Offensichtlich hatte dieser Mann nach Erreichen des zweiten Ranges beschlossen, es eine Weile ruhig angehen zu lassen, wahrscheinlich weil er dachte, dass der dritte Rang ohnehin unerreichbar war.
So versanken sie wieder in Schweigen, und eine halbe Stunde verging ohne Zwischenfälle.
Nach dieser halben Stunde öffnete die Frau jedoch mit gerunzelter Stirn die Augen. „Es fällt mir immer schwerer, mich auf meine Runen zu konzentrieren … warum?“
Der Mann nutzte die Gelegenheit sofort mit einem breiten Grinsen. „Weil du eine Pause brauchst! Zum Beispiel in den Blutfarmen!“, rief der Mann, während er seinen Stuhl mit einem lauten Knall auf den Boden fallen ließ und den Schwung nutzte, um schnell aufzustehen.
Doch sobald er aufrecht stand, wurde ihm plötzlich etwas schwindelig und er stolperte einen Schritt nach vorne. „W– Woah“, murmelte er, während er sich an den Kopf fasste und etwas verwirrt dreinschaute.

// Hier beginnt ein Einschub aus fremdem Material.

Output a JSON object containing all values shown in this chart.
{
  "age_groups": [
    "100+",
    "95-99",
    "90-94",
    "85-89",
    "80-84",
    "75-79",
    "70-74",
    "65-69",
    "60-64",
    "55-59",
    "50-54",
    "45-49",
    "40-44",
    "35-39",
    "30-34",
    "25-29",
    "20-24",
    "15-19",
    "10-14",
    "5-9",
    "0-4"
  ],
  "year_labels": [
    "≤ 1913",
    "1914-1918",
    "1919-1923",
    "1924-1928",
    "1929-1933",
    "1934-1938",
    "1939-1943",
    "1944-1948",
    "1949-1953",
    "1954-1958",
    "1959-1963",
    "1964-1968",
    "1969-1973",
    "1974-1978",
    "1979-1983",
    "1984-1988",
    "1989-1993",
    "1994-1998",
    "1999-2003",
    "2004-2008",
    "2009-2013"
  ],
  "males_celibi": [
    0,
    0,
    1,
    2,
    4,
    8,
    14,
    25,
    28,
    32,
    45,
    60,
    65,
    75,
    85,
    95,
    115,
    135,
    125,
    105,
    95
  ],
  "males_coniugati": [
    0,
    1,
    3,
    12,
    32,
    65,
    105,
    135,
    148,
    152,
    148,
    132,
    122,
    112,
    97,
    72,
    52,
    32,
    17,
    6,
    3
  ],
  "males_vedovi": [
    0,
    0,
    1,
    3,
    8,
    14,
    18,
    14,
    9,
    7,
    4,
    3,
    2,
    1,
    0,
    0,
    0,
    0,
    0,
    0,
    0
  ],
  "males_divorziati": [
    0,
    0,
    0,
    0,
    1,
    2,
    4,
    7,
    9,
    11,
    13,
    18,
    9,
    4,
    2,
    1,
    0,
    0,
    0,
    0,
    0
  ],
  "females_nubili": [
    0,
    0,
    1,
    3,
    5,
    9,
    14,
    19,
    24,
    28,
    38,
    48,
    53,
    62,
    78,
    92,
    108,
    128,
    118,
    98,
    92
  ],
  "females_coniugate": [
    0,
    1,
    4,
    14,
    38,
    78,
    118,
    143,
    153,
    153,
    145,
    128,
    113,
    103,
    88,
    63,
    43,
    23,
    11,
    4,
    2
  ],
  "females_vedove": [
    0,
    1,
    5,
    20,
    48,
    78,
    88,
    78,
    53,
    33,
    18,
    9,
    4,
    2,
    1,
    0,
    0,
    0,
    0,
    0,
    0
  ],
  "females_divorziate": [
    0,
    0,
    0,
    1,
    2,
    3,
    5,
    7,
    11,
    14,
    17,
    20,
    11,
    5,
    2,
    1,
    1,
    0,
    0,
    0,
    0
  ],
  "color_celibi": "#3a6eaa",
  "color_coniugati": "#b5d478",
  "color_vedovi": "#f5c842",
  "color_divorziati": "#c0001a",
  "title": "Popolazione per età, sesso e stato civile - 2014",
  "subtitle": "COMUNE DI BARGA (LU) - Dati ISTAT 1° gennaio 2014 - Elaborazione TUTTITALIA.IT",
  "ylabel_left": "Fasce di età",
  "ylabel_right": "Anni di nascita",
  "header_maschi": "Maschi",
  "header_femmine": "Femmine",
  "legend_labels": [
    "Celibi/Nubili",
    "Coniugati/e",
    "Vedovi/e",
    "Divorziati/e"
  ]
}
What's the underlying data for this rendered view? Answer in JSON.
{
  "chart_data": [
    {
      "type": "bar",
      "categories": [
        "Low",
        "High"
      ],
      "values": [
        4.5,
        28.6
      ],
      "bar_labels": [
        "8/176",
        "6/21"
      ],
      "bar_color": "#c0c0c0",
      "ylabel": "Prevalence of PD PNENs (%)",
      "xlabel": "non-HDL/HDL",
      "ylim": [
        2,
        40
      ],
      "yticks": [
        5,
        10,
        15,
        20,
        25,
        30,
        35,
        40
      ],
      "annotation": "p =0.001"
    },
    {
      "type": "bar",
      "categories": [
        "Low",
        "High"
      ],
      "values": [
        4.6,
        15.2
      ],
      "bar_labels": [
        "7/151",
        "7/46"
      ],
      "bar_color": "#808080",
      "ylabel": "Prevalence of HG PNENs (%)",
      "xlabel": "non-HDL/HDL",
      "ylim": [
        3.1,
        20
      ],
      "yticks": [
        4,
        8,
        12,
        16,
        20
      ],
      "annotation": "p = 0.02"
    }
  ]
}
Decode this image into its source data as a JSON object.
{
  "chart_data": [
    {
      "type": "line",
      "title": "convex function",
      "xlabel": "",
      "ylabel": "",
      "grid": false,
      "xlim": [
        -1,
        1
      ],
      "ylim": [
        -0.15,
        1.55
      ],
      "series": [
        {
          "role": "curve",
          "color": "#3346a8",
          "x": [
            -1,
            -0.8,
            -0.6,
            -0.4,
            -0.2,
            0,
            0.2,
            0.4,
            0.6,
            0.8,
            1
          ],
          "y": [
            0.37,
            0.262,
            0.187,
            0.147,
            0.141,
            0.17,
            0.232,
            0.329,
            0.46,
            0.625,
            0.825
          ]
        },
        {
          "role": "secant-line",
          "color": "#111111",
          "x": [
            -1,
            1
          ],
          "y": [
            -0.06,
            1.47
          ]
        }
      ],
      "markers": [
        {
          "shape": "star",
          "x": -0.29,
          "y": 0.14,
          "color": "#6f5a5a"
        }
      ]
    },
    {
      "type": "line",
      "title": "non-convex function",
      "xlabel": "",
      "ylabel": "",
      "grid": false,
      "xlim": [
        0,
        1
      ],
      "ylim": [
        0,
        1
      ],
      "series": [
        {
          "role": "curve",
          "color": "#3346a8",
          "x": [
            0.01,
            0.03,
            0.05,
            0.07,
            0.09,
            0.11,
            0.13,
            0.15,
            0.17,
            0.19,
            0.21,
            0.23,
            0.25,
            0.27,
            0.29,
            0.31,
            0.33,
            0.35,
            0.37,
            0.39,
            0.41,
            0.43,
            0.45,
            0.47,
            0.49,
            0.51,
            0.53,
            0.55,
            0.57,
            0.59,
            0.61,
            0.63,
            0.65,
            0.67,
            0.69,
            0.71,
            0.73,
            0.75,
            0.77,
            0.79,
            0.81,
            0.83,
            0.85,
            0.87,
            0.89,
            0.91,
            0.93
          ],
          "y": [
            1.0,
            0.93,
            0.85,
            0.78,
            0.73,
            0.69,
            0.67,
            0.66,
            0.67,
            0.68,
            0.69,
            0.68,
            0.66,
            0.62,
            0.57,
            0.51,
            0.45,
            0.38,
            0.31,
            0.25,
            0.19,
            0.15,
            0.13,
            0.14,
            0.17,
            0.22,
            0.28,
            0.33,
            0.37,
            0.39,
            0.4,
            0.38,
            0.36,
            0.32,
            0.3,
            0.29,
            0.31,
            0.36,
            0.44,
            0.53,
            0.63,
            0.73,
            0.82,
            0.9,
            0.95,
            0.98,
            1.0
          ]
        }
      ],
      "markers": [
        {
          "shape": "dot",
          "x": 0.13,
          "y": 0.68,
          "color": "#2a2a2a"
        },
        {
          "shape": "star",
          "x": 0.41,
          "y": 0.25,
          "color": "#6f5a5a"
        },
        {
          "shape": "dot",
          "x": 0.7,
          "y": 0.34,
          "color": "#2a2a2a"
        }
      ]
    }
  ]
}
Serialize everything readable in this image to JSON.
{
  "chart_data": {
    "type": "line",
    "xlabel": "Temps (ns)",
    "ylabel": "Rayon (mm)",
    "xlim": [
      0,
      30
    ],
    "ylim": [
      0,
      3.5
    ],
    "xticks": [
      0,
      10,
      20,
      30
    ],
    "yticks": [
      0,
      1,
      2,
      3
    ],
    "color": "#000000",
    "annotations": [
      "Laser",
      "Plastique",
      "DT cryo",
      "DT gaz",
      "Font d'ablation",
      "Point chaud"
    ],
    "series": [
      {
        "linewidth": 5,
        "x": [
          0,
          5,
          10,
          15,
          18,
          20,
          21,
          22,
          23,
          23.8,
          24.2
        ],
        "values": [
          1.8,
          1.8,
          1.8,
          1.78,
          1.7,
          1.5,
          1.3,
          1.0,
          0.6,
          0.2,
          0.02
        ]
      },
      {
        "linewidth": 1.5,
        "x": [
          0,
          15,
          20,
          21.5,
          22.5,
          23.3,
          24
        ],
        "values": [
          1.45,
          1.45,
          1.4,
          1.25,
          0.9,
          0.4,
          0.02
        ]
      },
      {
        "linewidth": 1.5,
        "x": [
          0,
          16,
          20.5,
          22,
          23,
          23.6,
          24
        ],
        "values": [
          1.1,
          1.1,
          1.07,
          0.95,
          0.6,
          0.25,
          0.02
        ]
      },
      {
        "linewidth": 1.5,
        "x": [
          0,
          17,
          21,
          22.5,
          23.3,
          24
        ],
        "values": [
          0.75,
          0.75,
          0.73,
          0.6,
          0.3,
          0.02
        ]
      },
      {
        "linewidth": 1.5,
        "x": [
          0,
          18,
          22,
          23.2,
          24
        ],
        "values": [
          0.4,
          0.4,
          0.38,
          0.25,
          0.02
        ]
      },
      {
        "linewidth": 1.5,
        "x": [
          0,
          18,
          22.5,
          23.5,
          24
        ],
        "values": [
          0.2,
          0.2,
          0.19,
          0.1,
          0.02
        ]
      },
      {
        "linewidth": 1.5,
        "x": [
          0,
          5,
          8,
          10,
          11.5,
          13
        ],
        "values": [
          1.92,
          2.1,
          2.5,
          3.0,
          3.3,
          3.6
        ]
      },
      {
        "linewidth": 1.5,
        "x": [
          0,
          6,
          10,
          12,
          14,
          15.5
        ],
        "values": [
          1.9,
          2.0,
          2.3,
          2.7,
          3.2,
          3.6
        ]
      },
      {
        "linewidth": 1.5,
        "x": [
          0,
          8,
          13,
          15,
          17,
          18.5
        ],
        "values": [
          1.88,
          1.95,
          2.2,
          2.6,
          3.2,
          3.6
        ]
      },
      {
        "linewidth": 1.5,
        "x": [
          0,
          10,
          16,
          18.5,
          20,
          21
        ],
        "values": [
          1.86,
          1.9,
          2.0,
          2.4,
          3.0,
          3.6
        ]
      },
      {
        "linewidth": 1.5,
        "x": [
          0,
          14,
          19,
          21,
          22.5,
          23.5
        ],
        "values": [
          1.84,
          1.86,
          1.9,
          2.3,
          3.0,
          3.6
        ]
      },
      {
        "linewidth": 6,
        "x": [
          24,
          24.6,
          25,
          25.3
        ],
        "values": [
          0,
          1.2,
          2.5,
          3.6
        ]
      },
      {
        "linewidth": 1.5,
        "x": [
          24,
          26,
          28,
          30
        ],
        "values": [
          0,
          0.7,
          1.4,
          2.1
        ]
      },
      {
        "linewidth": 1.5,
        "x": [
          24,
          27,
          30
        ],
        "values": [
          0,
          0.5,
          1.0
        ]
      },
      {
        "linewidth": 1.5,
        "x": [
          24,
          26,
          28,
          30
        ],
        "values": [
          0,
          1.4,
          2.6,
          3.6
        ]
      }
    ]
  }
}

Nun stand auch die Frau schnell auf und sah sich misstrauisch um. „Irgendetwas stimmt hier nicht …“
Der Mann schien jedoch weitaus gelassener zu sein. Er richtete sich schnell wieder auf, zuckte mit den Schultern und fühlte sich schon viel besser. „Übertreib nicht, Amelia. Das war nur ein Schwindelanfall, weil ich zu schnell aufgestanden bin, und du brauchst einfach eine Pause, wie ich schon gesagt habe.“
„Klar“, spottete die Frau voller Sarkasmus und Verachtung. „Und wann warst du das letzte Mal schwindelig, seit du zum Zweiten geworden bist, hm? Sei nicht so ein Idiot!“
„Ugh“, stöhnte der Mann genervt von der übertriebenen Vorsicht seiner Partnerin. „Entspann dich doch mal, okay? Was genau glaubst du denn, was mit uns passiert? Denkst du, es ist wahrscheinlicher, dass wir von irgendetwas in der Umgebung beeinflusst werden? Ich meine, wann ist das zuletzt passiert? Außerdem geht es mir jetzt gut!“
Die Argumente des männlichen Vampirs ließen Amelias vorsichtige Miene ein wenig schwanken. Tatsache war, dass selbst diese beiden zweitrangigen Vampire nur sehr wenig Kontakt zu Arkanisten hatten, die nicht zu Anämikern geworden waren, und sie hatten noch nie von einem Runengebundenen mit Fähigkeiten zur Beeinflussung des Geistes gehört.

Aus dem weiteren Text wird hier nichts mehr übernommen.